The conference is sponsored by the U.N. Children's Fund, the U.N. AIDS agency, and Britain's Department for International Development.

The aim is to focus attention on the plight of the two million children infected by the HIV virus that causes AIDS, and the millions more who have lost parents to the disease.

The executive director of UNICEF, Ann Veneman, says children have largely been forgotten in the world's struggle against AIDS.

"Children are the missing face in the AIDS pandemic," Veneman said. "Every minute of every day a child under the age of 15 years old dies of HIV and AIDS. There are also 15 million orphans that are children who have lost one or both parents to AIDS, this a creating a tremendous problem in the highest prevalence countries, particularly those in southern Africa."

Health experts say the number of African AIDS orphans will grow to 18 million by 2010, a 20 percent increase in just four years.

The chief of the U.N. AIDS agency, Peter Piot, says the pandemic is comparable to global warming in terms of its impact and challenge to societies.
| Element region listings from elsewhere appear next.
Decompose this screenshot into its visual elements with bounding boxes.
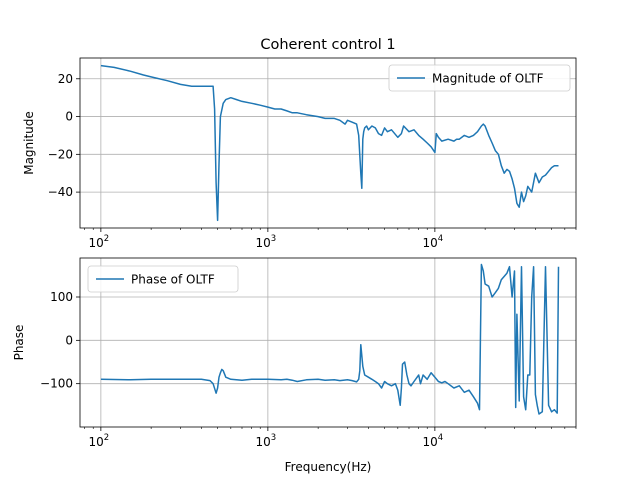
phase-subplot: 102 103 104 100 0 −100 Phase Phase of OLTF (12, 257, 577, 449)
x-tick-label: 102 (89, 234, 110, 250)
legend-label: Magnitude of OLTF (432, 72, 544, 86)
y-tick-label: −20 (48, 147, 73, 161)
axes-frame (79, 257, 577, 428)
x-tick-label: 103 (256, 433, 277, 449)
axes-frame (79, 57, 577, 229)
y-tick-label: 20 (58, 72, 73, 86)
y-tick-label: 0 (65, 110, 73, 124)
y-tick-label: 0 (65, 333, 73, 347)
x-tick-label: 104 (423, 433, 444, 449)
series-line (100, 263, 560, 415)
y-axis-label: Magnitude (22, 111, 36, 175)
x-tick-label: 104 (423, 234, 444, 250)
x-axis-label: Frequency(Hz) (285, 460, 372, 474)
y-tick-label: −100 (40, 377, 73, 391)
y-tick-label: −40 (48, 185, 73, 199)
legend-box (87, 265, 239, 293)
magnitude-subplot: 102 103 104 20 0 −20 −40 Magnitude Magnitude of … (22, 57, 577, 250)
x-tick-label: 102 (89, 433, 110, 449)
y-tick-label: 100 (50, 290, 73, 304)
x-tick-label: 103 (256, 234, 277, 250)
legend-label: Phase of OLTF (131, 273, 215, 287)
chart-title: Coherent control 1 (260, 37, 395, 53)
series-line (100, 64, 559, 222)
y-axis-label: Phase (12, 325, 26, 361)
legend-box (388, 64, 571, 92)
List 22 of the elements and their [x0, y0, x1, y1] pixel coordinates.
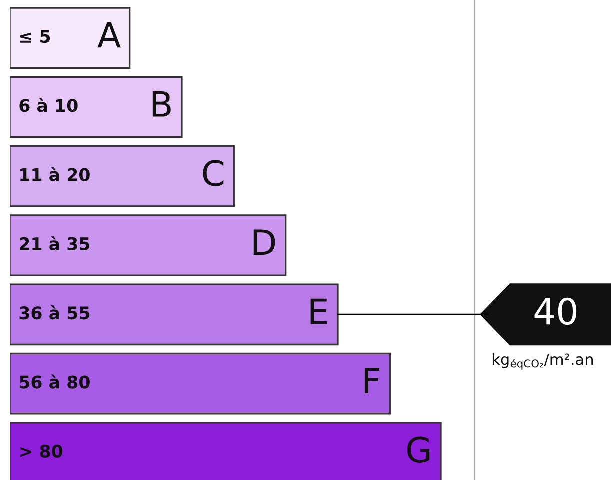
annotation: 36 à 55	[20, 306, 90, 320]
annotation: 40	[534, 298, 577, 326]
bar	[10, 284, 339, 346]
y-tick-label: A	[98, 22, 121, 48]
y-tick-label: G	[407, 436, 430, 464]
y-tick-label: C	[203, 160, 224, 186]
annotation: 21 à 35	[20, 236, 90, 251]
annotation: 56 à 80	[20, 374, 90, 389]
y-tick-label: D	[254, 230, 276, 256]
y-tick-label: E	[310, 298, 328, 324]
annotation: ≤ 5	[20, 30, 50, 44]
y-tick-label: B	[152, 91, 171, 117]
bar	[10, 214, 287, 276]
bar	[10, 145, 235, 208]
text: kg$_{éqCO₂}$/m².an	[492, 353, 593, 370]
bar	[10, 352, 391, 415]
annotation: > 80	[20, 444, 63, 458]
annotation: 11 à 20	[20, 167, 90, 182]
bar	[10, 76, 183, 138]
bar	[10, 7, 131, 69]
annotation: 6 à 10	[20, 98, 78, 112]
y-tick-label: F	[364, 368, 380, 394]
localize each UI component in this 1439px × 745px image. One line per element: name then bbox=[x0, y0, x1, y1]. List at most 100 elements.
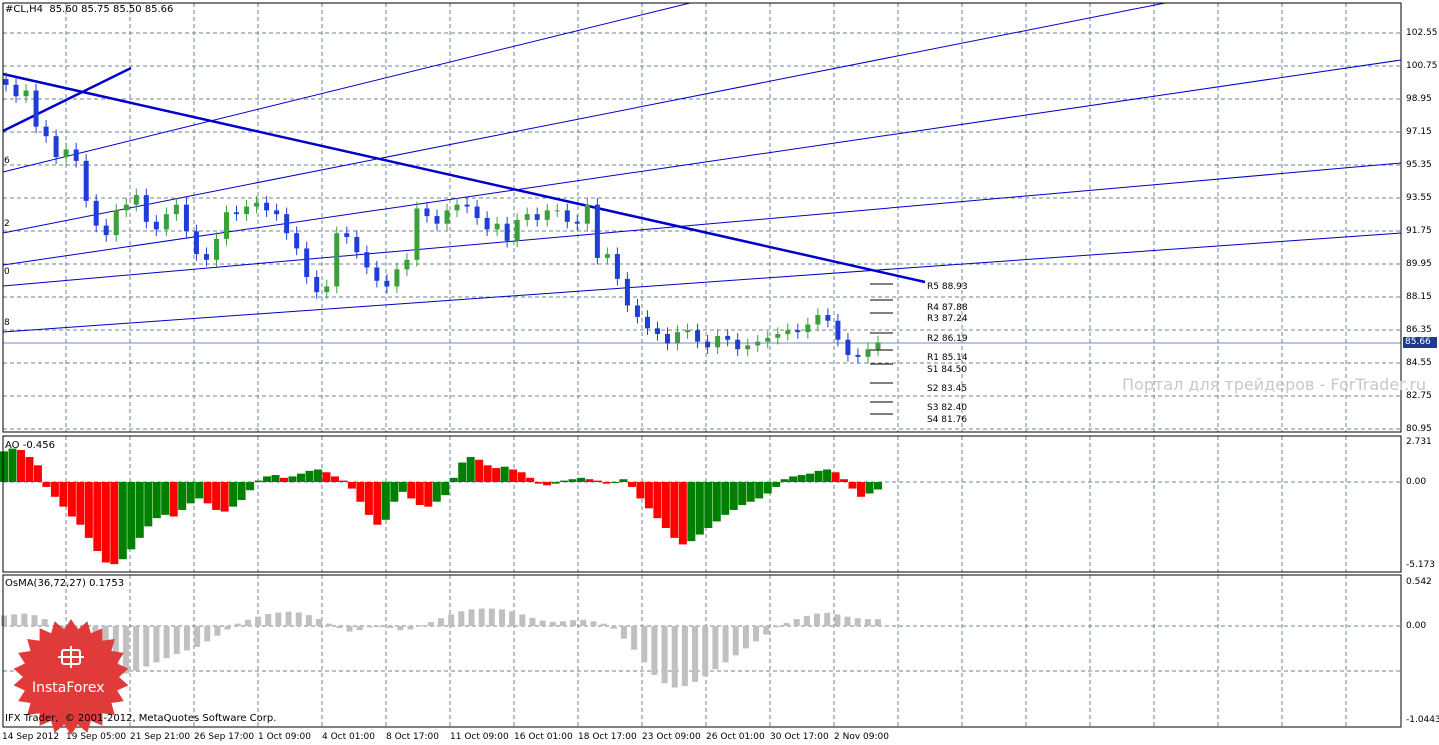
ao-title: AO -0.456 bbox=[5, 440, 55, 451]
osma-bar bbox=[112, 626, 119, 675]
candle-body bbox=[23, 90, 29, 97]
osma-axis-tick: 0.00 bbox=[1406, 621, 1427, 631]
short-uptrend-line bbox=[2, 66, 132, 133]
candle-body bbox=[484, 217, 490, 230]
candle-body bbox=[875, 342, 881, 350]
osma-bar bbox=[641, 626, 648, 663]
fib-label: 8 bbox=[4, 318, 10, 328]
candle-body bbox=[414, 208, 420, 260]
candle-body bbox=[324, 286, 330, 293]
osma-bar bbox=[478, 608, 485, 626]
ao-bar bbox=[356, 482, 365, 502]
pivot-label-r5: R5 88.93 bbox=[927, 282, 968, 292]
osma-bar bbox=[346, 626, 353, 632]
price-tick: 88.15 bbox=[1406, 292, 1432, 302]
osma-bar bbox=[214, 626, 221, 636]
ao-bar bbox=[661, 482, 670, 529]
ao-bar bbox=[534, 482, 543, 484]
ao-bar bbox=[585, 479, 594, 482]
osma-bar bbox=[234, 623, 241, 626]
ao-bar bbox=[627, 482, 636, 487]
candle-body bbox=[504, 223, 510, 241]
candle-body bbox=[93, 200, 99, 226]
current-price-tag: 85.66 bbox=[1403, 337, 1437, 348]
ao-bar bbox=[330, 476, 339, 482]
osma-bar bbox=[824, 612, 831, 626]
ao-bar bbox=[865, 482, 874, 494]
pivot-label-r2: R2 86.19 bbox=[927, 334, 968, 344]
osma-bar bbox=[854, 618, 861, 626]
osma-bar bbox=[407, 626, 414, 630]
ao-bar bbox=[93, 482, 102, 552]
ao-bar bbox=[373, 482, 382, 525]
osma-bar bbox=[326, 623, 333, 626]
candle-body bbox=[113, 210, 119, 236]
logo-emblem-icon bbox=[58, 646, 84, 668]
candle-body bbox=[544, 210, 550, 220]
ao-bar bbox=[280, 477, 289, 482]
candle-body bbox=[624, 278, 630, 306]
candle-body bbox=[143, 195, 149, 222]
time-tick: 21 Sep 21:00 bbox=[130, 732, 191, 742]
osma-bar bbox=[620, 626, 627, 639]
candle-body bbox=[153, 221, 159, 230]
ao-bar bbox=[220, 482, 229, 512]
trend-layer[interactable] bbox=[2, 2, 1402, 344]
candle-body bbox=[835, 320, 841, 340]
osma-bar bbox=[559, 621, 566, 626]
osma-bar bbox=[570, 620, 577, 626]
candle-body bbox=[284, 214, 290, 234]
ao-bar bbox=[593, 480, 602, 482]
candle-body bbox=[865, 349, 871, 357]
osma-bar bbox=[661, 626, 668, 684]
candle-body bbox=[815, 315, 821, 325]
panel-borders bbox=[2, 2, 1402, 728]
osma-bar bbox=[702, 626, 709, 677]
candle-body bbox=[765, 337, 771, 342]
ao-bar bbox=[712, 482, 721, 522]
osma-bar bbox=[539, 620, 546, 626]
osma-bar bbox=[834, 614, 841, 626]
candle-body bbox=[735, 339, 741, 350]
ao-bar bbox=[16, 449, 25, 482]
ao-bar bbox=[840, 479, 849, 482]
ao-bar bbox=[678, 482, 687, 545]
ao-bar bbox=[466, 456, 475, 482]
ao-bar bbox=[42, 482, 51, 487]
ao-bar bbox=[636, 482, 645, 499]
ao-bar bbox=[313, 469, 322, 482]
ao-bar bbox=[568, 479, 577, 482]
osma-bar bbox=[692, 626, 699, 682]
osma-bar bbox=[498, 609, 505, 626]
ao-bar bbox=[610, 482, 619, 483]
time-tick: 30 Oct 17:00 bbox=[770, 732, 829, 742]
ao-bar bbox=[50, 482, 59, 497]
osma-title: OsMA(36,72,27) 0.1753 bbox=[5, 578, 125, 589]
osma-bar bbox=[681, 626, 688, 687]
ao-bar bbox=[322, 472, 331, 482]
osma-bar bbox=[173, 626, 180, 654]
price-tick: 82.75 bbox=[1406, 391, 1432, 401]
candle-body bbox=[755, 341, 761, 346]
time-tick: 26 Sep 17:00 bbox=[194, 732, 255, 742]
osma-bar bbox=[122, 626, 129, 674]
pivot-label-r4: R4 87.88 bbox=[927, 303, 968, 313]
candle-body bbox=[354, 237, 360, 253]
osma-bar bbox=[21, 613, 28, 626]
ao-bar bbox=[8, 448, 17, 482]
osma-bar bbox=[722, 626, 729, 663]
ao-bar bbox=[458, 462, 467, 482]
ao-bar bbox=[432, 482, 441, 502]
ao-bar bbox=[195, 482, 204, 499]
osma-bar bbox=[31, 615, 38, 626]
ao-bar bbox=[831, 472, 840, 482]
pivot-label-s1: S1 84.50 bbox=[927, 365, 968, 375]
logo-badge-shape bbox=[13, 619, 129, 735]
candle-body bbox=[665, 334, 671, 344]
candle-body bbox=[785, 330, 791, 335]
candle-body bbox=[604, 254, 610, 258]
candle-body bbox=[584, 204, 590, 224]
candle-body bbox=[574, 221, 580, 224]
candle-body bbox=[424, 208, 430, 217]
ao-bar bbox=[492, 468, 501, 482]
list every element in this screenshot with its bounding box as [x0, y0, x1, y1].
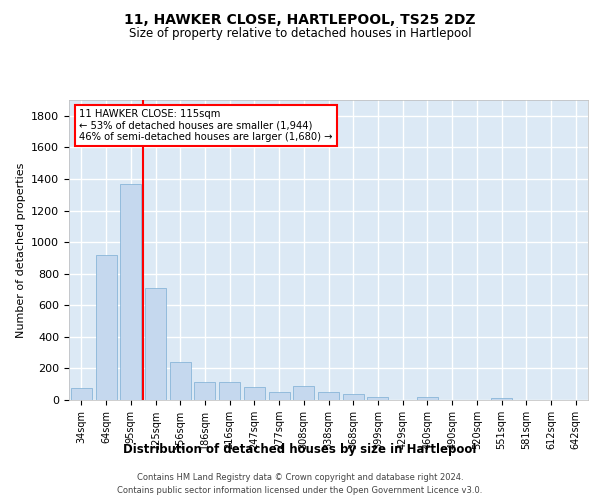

"It is not enough to have technology, it is not enough to have the medical approach, you need to take care of the stigma, the women, the whole complex issues around AIDS which makes it so difficult and totally unique from any other disease," Piot said.

Britain's undersecretary for international development, Gareth Thomas, says the London conference will emphasize the need for lower prices for the drugs that can suppress HIV in children.

"We are very concerned about the high cost of children's anti-retroviral drugs in comparison to adult anti-retroviral drugs," Thomas said. "Prices tend to be about six times greater by way of comparison."

Experts say that means an adult can be treated for as little as 50 cents a day, while it costs $3 to give a child the same medications.

Other conference themes address the prevention of mother-to-child transmission, pediatric treatment of HIV and AIDS, prevention of infection among adolescents, and protection and support for children orphaned by the pandemic.